Mit einem Eichhörnchen am Tisch

Immer mal wieder suchen Eltern meinen Rat, wenn Sie bei ihren Kindern ungewöhnliches Verhalten beobachten. Besonders dann, wenn das Verhalten der Kinder den Familienfrieden gefährdet und es um die immer gleichen Streitpunkte geht.

 

Jeden Abend das gleiche Schauspiel

Louis (Name frei erfunden) bringt seine Eltern beim Abendbrot regelmäßig auf die Palme. Er hält sein Brot mit beiden Händen fest und mümmelt es so, bis zum letzen Krümelchen. Es scheint ihm unmöglich, eine Hand vom Brot wegzunehmen. Seine Eltern nervt das gehörig. Der Vater findet, das sähe aus, als ob ein Eichhörnchen das Brot knabbern würde. Er sitzt Louis beim Abendbrot genau gegenüber und hat jeden Abend freie Sicht auf das Schauspiel. Egal was er sagt, womit er droht oder lockt, es ändert sich nichts. Eines Tages eskaliert die Situation. Der Vater wird laut und schimpft, Louis legt das Brot auf seinen Teller und isst gar nichts mehr. Davon fühlt sich der Vater erst recht provoziert und der Abend ist für die Familie gelaufen. Louis geht hungrig ins Bett.

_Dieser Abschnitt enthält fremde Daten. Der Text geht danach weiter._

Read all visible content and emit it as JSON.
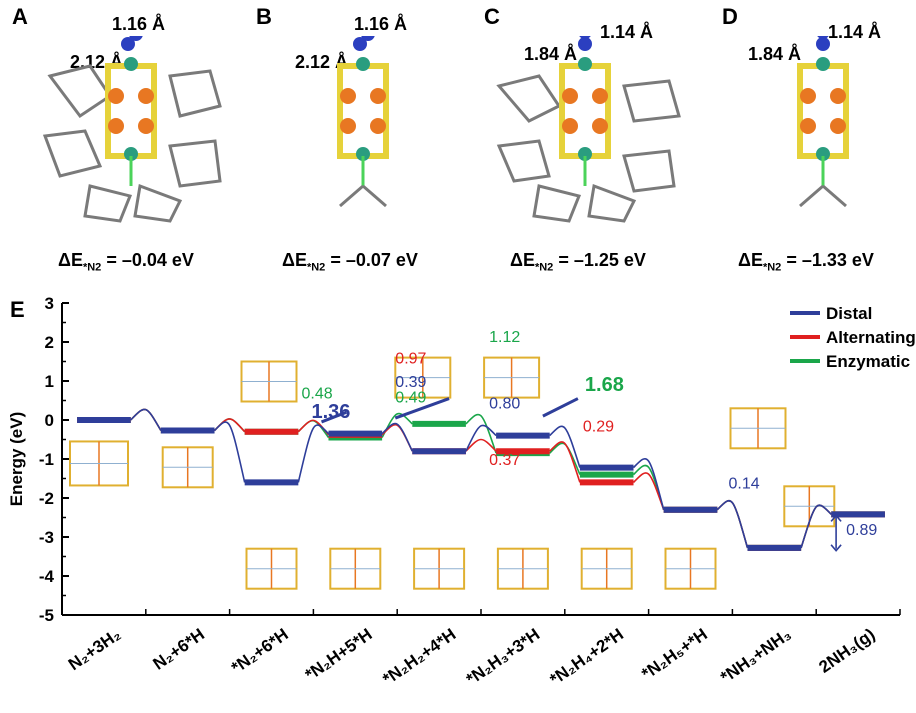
{
  "panels": [
    {
      "letter": "A",
      "bond_top": "1.16 Å",
      "bond_side": "2.12 Å",
      "energy_prefix": "ΔE",
      "energy_sub": "*N2",
      "energy_value": "= –0.04 eV"
    },
    {
      "letter": "B",
      "bond_top": "1.16 Å",
      "bond_side": "2.12 Å",
      "energy_prefix": "ΔE",
      "energy_sub": "*N2",
      "energy_value": "= –0.07 eV"
    },
    {
      "letter": "C",
      "bond_top": "1.14 Å",
      "bond_side": "1.84 Å",
      "energy_prefix": "ΔE",
      "energy_sub": "*N2",
      "energy_value": "= –1.25 eV"
    },
    {
      "letter": "D",
      "bond_top": "1.14 Å",
      "bond_side": "1.84 Å",
      "energy_prefix": "ΔE",
      "energy_sub": "*N2",
      "energy_value": "= –1.33 eV"
    }
  ],
  "chart_data": {
    "type": "line",
    "panel_label": "E",
    "ylabel": "Energy (eV)",
    "ylim": [
      -5,
      3
    ],
    "yticks": [
      "3",
      "2",
      "1",
      "0",
      "-1",
      "-2",
      "-3",
      "-4",
      "-5"
    ],
    "categories": [
      "N₂+3H₂",
      "N₂+6*H",
      "*N₂+6*H",
      "*N₂H+5*H",
      "*N₂H₂+4*H",
      "*N₂H₃+3*H",
      "*N₂H₄+2*H",
      "*N₂H₅+*H",
      "*NH₃+NH₃",
      "2NH₃(g)"
    ],
    "series": [
      {
        "name": "Distal",
        "color": "#2e3e9a",
        "values": [
          0.0,
          -0.27,
          -1.6,
          -0.35,
          -0.8,
          -0.4,
          -1.22,
          -2.3,
          -3.28,
          -2.42
        ]
      },
      {
        "name": "Alternating",
        "color": "#e02020",
        "values": [
          0.0,
          -0.27,
          -0.3,
          -0.38,
          -0.8,
          -0.8,
          -1.6,
          -2.3,
          -3.28,
          -2.42
        ]
      },
      {
        "name": "Enzymatic",
        "color": "#1aa64a",
        "values": [
          0.0,
          -0.27,
          -0.3,
          -0.45,
          -0.1,
          -0.85,
          -1.4,
          -2.3,
          -3.28,
          -2.42
        ]
      }
    ],
    "legend_position": "top-right",
    "annotations": [
      {
        "text": "0.48",
        "color": "#1aa64a"
      },
      {
        "text": "1.36",
        "color": "#2e3e9a"
      },
      {
        "text": "0.97",
        "color": "#e02020"
      },
      {
        "text": "0.39",
        "color": "#2e3e9a"
      },
      {
        "text": "0.49",
        "color": "#1aa64a"
      },
      {
        "text": "1.12",
        "color": "#1aa64a"
      },
      {
        "text": "0.80",
        "color": "#2e3e9a"
      },
      {
        "text": "1.68",
        "color": "#1aa64a"
      },
      {
        "text": "0.29",
        "color": "#e02020"
      },
      {
        "text": "0.37",
        "color": "#e02020"
      },
      {
        "text": "0.14",
        "color": "#2e3e9a"
      },
      {
        "text": "0.89",
        "color": "#2e3e9a"
      }
    ]
  }
}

Für die Eltern ist der Fall klar: Louis will provozieren und Aufmerksamkeit erhaschen. Schließlich können seine beiden Geschwister ihr Brot beim Essen ja auch mit einer Hand halten. Was soll also dieses Affentheater?

 

Mittelsenkrechte nicht kreuzen

Da das nicht das einzige Problem ist und Louis sich in der Schule schwer tut, sucht die Familie meinen Rat. In meiner Grunduntersuchung stelle ich fest, dass Louis mit noch aktiven frühkindlichen Reflexen zu kämpfen hat. Diese behindern ihn in seiner schulischen Entwicklung. Einer von ihnen macht es ihm unmöglich, seine eigene Mittelsenkrechte zu überkreuzen. Damit auch ganz sicher nichts schief geht, zwingt er Louis, beide Hände am Brot zu lassen. Nur so kann gewiss keine Hand über die Mittelsenkrechte geraten. Louis ist es also tatsächlich nicht möglich, eine Hand vom Brot wegzunehmen.

 

Lösungsansatz

Meiner Erfahrung nach hören solche Verhaltensmuster im Laufe des Wahrnehmungstrainings ganz von alleine auf. Deshalb rate ich auch diesen Eltern zur Gelassenheit. Je weniger Aufmerksamkeit sie diesem Verhalten schenken um so mehr wird sich die Abendbrotsituation für alle entspannen. Und davon profitieren dann doch alle in der Familie.